La commune de Huddinge

Les cartes à puce passent la commune de Huddinge au numérique.

Entre l’authentification multi-facteur pour certains et des cartes à puce pour l’ensemble des collaborateurs, la commune de Huddinge s’est mise aux identités numériques. L’objectif est d’accroître la sécurité pour les salariés et les habitants de la commune et rendre les méthodes de travail de la commune complètement numériques.

Initialement la commune de Huddinge a voulu seulement se conformer à la loi : la gestion des données personnelles dans le domaine de la santé et la création de notes et appréciations dans le domaine scolaire exige une authentification multi-facteurs. La commune a effectué une analyse autours de différentes méthodes et technologies et le choix est assez rapidement tombé sur les cartes à puce en tant que solution légale. A la fin de l’étude, le groupe de projet a conclu qu’environ 85 % des collaborateurs en avaient besoin.

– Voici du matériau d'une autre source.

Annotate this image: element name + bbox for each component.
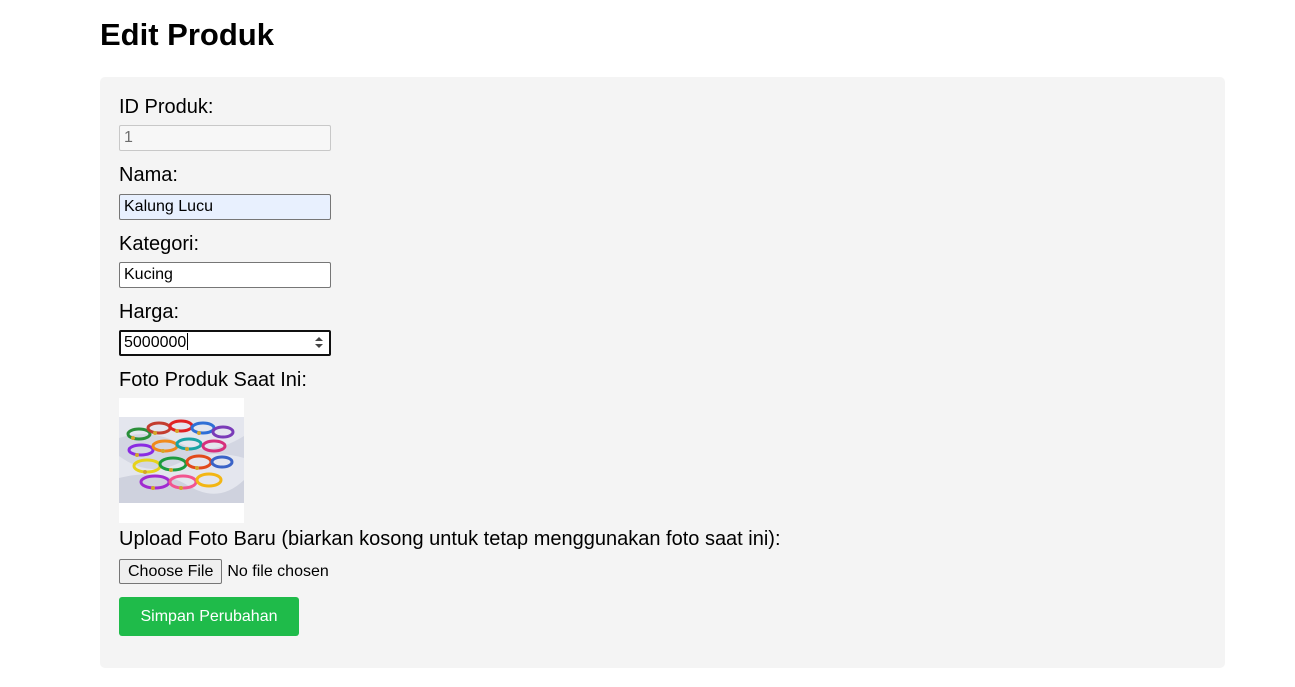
spinner-up-icon[interactable] [315,337,323,341]
edit-product-page: Edit Produk ID Produk: 1 Nama: Kalung Lu… [0,0,1295,687]
name-value: Kalung Lucu [124,198,213,215]
page-title: Edit Produk [100,17,274,52]
spinner-arrows-icon[interactable] [314,336,324,350]
category-value: Kucing [124,266,173,283]
category-label: Kategori: [119,233,200,255]
name-label: Nama: [119,164,178,186]
category-field[interactable]: Kucing [119,262,331,288]
file-upload-input[interactable]: Choose File No file chosen [119,559,329,584]
id-value: 1 [124,129,133,146]
id-label: ID Produk: [119,96,214,118]
file-status-text: No file chosen [227,562,329,580]
price-field[interactable]: 5000000 [119,330,331,356]
upload-label: Upload Foto Baru (biarkan kosong untuk t… [119,528,781,550]
save-changes-button[interactable]: Simpan Perubahan [119,597,299,636]
text-caret [187,333,189,350]
spinner-down-icon[interactable] [315,344,323,348]
price-value: 5000000 [124,334,187,351]
id-field: 1 [119,125,331,151]
name-field[interactable]: Kalung Lucu [119,194,331,220]
current-photo-label: Foto Produk Saat Ini: [119,369,307,391]
choose-file-button[interactable]: Choose File [119,559,223,584]
price-label: Harga: [119,301,180,323]
edit-product-form: ID Produk: 1 Nama: Kalung Lucu Kategori:… [100,77,1225,668]
product-photo-image [119,398,244,523]
current-product-photo [119,398,244,523]
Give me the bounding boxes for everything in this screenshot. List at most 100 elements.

“Alors nous avons réalisé que nous allions créer davantage de soucis en excluant quelques collaborateurs de l’accès à la carte à puce. Nous avons décidé que tout le monde y aurait accès”, dit Christer Borgh, architecte de la sécurité informatique chez la commune de Huddinge

Une fois la décision prise, de nouvelles étapes se présentent rapidement.

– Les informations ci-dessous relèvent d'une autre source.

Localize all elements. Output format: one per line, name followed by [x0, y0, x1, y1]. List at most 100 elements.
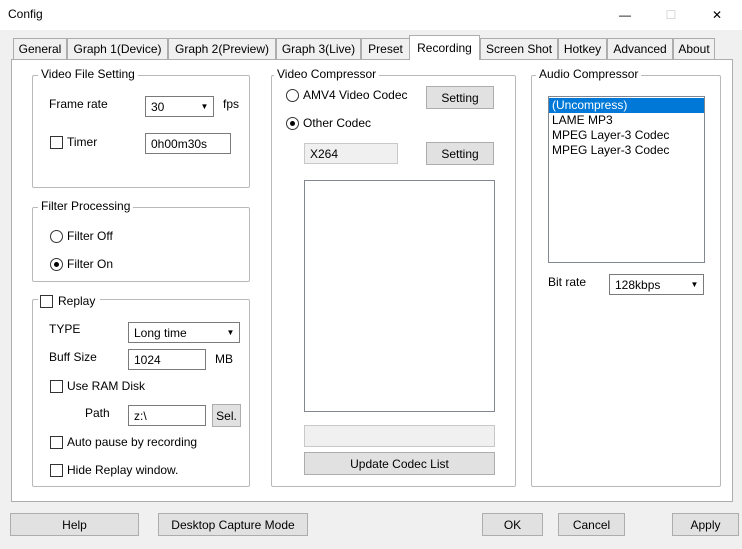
- path-value: z:\: [134, 408, 147, 423]
- hide-replay-checkbox[interactable]: [50, 464, 63, 477]
- ok-button[interactable]: OK: [482, 513, 543, 536]
- video-compressor-legend: Video Compressor: [274, 67, 380, 81]
- tab-graph1-device[interactable]: Graph 1(Device): [67, 38, 168, 59]
- select-path-button[interactable]: Sel.: [212, 404, 241, 427]
- tab-label: Graph 3(Live): [281, 42, 356, 56]
- desktop-capture-mode-button[interactable]: Desktop Capture Mode: [158, 513, 308, 536]
- bit-rate-value: 128kbps: [615, 277, 661, 292]
- maximize-button: ☐: [648, 0, 694, 30]
- tab-label: Recording: [417, 41, 472, 55]
- other-codec-setting-button[interactable]: Setting: [426, 142, 494, 165]
- audio-codec-item[interactable]: LAME MP3: [549, 113, 704, 128]
- chevron-down-icon: ▼: [690, 280, 699, 289]
- frame-rate-label: Frame rate: [49, 97, 108, 111]
- type-value: Long time: [134, 325, 187, 340]
- close-button[interactable]: ✕: [694, 0, 740, 30]
- filter-on-label: Filter On: [67, 257, 114, 271]
- chevron-down-icon: ▼: [200, 102, 209, 111]
- frame-rate-select[interactable]: 30 ▼: [145, 96, 214, 117]
- audio-compressor-legend: Audio Compressor: [536, 67, 642, 81]
- frame-rate-value: 30: [151, 99, 165, 114]
- audio-codec-item[interactable]: MPEG Layer-3 Codec: [549, 128, 704, 143]
- window-title: Config: [8, 7, 43, 21]
- radio-selected-dot: [54, 262, 59, 267]
- timer-label: Timer: [67, 135, 98, 149]
- audio-codec-list[interactable]: (Uncompress) LAME MP3 MPEG Layer-3 Codec…: [548, 96, 705, 263]
- minimize-button[interactable]: —: [602, 0, 648, 30]
- fps-label: fps: [223, 97, 240, 111]
- tab-label: Advanced: [613, 42, 667, 56]
- buff-size-input[interactable]: 1024: [128, 349, 206, 370]
- tab-general[interactable]: General: [13, 38, 67, 59]
- audio-codec-item[interactable]: (Uncompress): [549, 98, 704, 113]
- buff-unit-label: MB: [215, 352, 233, 366]
- use-ram-disk-label: Use RAM Disk: [67, 379, 146, 393]
- timer-checkbox[interactable]: [50, 136, 63, 149]
- video-file-setting-legend: Video File Setting: [38, 67, 138, 81]
- buff-size-value: 1024: [134, 352, 161, 367]
- amv4-label: AMV4 Video Codec: [303, 88, 408, 102]
- radio-selected-dot: [290, 121, 295, 126]
- type-select[interactable]: Long time ▼: [128, 322, 240, 343]
- filter-processing-legend: Filter Processing: [38, 199, 134, 213]
- apply-label: Apply: [690, 517, 721, 532]
- filter-off-radio[interactable]: [50, 230, 63, 243]
- amv4-radio[interactable]: [286, 89, 299, 102]
- help-button[interactable]: Help: [10, 513, 139, 536]
- minimize-icon: —: [619, 8, 631, 22]
- bit-rate-select[interactable]: 128kbps ▼: [609, 274, 704, 295]
- ok-label: OK: [503, 517, 522, 532]
- buff-size-label: Buff Size: [49, 350, 97, 364]
- tab-label: Preset: [368, 42, 403, 56]
- tab-label: Graph 1(Device): [73, 42, 162, 56]
- tab-hotkey[interactable]: Hotkey: [558, 38, 607, 59]
- update-codec-list-label: Update Codec List: [350, 456, 449, 471]
- select-path-label: Sel.: [216, 408, 237, 423]
- codec-name-field: X264: [304, 143, 398, 164]
- codec-list[interactable]: [304, 180, 495, 412]
- type-label: TYPE: [49, 322, 81, 336]
- tab-label: Graph 2(Preview): [174, 42, 270, 56]
- help-label: Help: [62, 517, 87, 532]
- close-icon: ✕: [711, 8, 723, 22]
- auto-pause-checkbox[interactable]: [50, 436, 63, 449]
- setting-button-label: Setting: [441, 146, 479, 161]
- other-codec-label: Other Codec: [303, 116, 372, 130]
- desktop-capture-label: Desktop Capture Mode: [171, 517, 295, 532]
- tab-preset[interactable]: Preset: [361, 38, 410, 59]
- codec-name-value: X264: [310, 146, 339, 161]
- cancel-label: Cancel: [572, 517, 611, 532]
- tab-advanced[interactable]: Advanced: [607, 38, 673, 59]
- tab-screen-shot[interactable]: Screen Shot: [480, 38, 558, 59]
- setting-button-label: Setting: [441, 90, 479, 105]
- tab-recording[interactable]: Recording: [409, 35, 480, 60]
- tab-graph2-preview[interactable]: Graph 2(Preview): [168, 38, 276, 59]
- cancel-button[interactable]: Cancel: [558, 513, 625, 536]
- replay-checkbox[interactable]: [40, 295, 53, 308]
- tab-label: Hotkey: [563, 42, 602, 56]
- use-ram-disk-checkbox[interactable]: [50, 380, 63, 393]
- tab-label: General: [18, 42, 62, 56]
- tab-about[interactable]: About: [673, 38, 715, 59]
- amv4-setting-button[interactable]: Setting: [426, 86, 494, 109]
- filter-on-radio[interactable]: [50, 258, 63, 271]
- video-file-setting-group: [32, 75, 250, 188]
- audio-codec-item[interactable]: MPEG Layer-3 Codec: [549, 143, 704, 158]
- auto-pause-label: Auto pause by recording: [67, 435, 198, 449]
- replay-label: Replay: [58, 294, 96, 308]
- apply-button[interactable]: Apply: [672, 513, 739, 536]
- timer-input[interactable]: 0h00m30s: [145, 133, 231, 154]
- tab-label: Screen Shot: [485, 42, 553, 56]
- timer-value: 0h00m30s: [151, 136, 208, 151]
- chevron-down-icon: ▼: [226, 328, 235, 337]
- filter-off-label: Filter Off: [67, 229, 113, 243]
- bit-rate-label: Bit rate: [548, 275, 587, 289]
- maximize-icon: ☐: [665, 8, 677, 22]
- path-label: Path: [85, 406, 110, 420]
- other-codec-radio[interactable]: [286, 117, 299, 130]
- path-input[interactable]: z:\: [128, 405, 206, 426]
- codec-status-field: [304, 425, 495, 447]
- update-codec-list-button[interactable]: Update Codec List: [304, 452, 495, 475]
- filter-processing-group: [32, 207, 250, 282]
- tab-graph3-live[interactable]: Graph 3(Live): [276, 38, 361, 59]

“Si tout le monde possède une carte à puce, nous avons pensé qu’elle pouvait permettre plus qu’un login et une authentification unique [Single Sign-On], un contrôle d’accès physique, la sécurisation des impressions ou les cartes d’identités classiques. Nous avons décidé que les cartes à puce allaient servir de carte d’identité et carte multifonctions”, dit Christer Borgh.

A ce stade, le modeste petit projet informatique était devenu beaucoup plus important et le commanditaire du projet était le directeur adjoint et le directeur administratif de la commune. Ce n’était plus un projet informatique mais un travail qui allait changer les conditions de travail des 5 300 collaborateurs communaux. Christer Borgh pense qu’il n’aurait pas été possible d’amener le projet aussi loin sans le soutien et l’ancrage de la direction communale.

L’objectif de la commune de Huddinge est de maintenir un niveau LOA3 (Level of Assurance 3) pour la délivrance d’identités numériques et ainsi pouvoir s’allier à des fédérations qui exigent un tel niveau de qualité. La commune de Huddinge a récemment obtenu, comme première commune en Suède, l’autorisation de l’autorité suédoise des e-identités de délivrer des e-identités avec le label Svensk e-legitimation [e-identité suédoise].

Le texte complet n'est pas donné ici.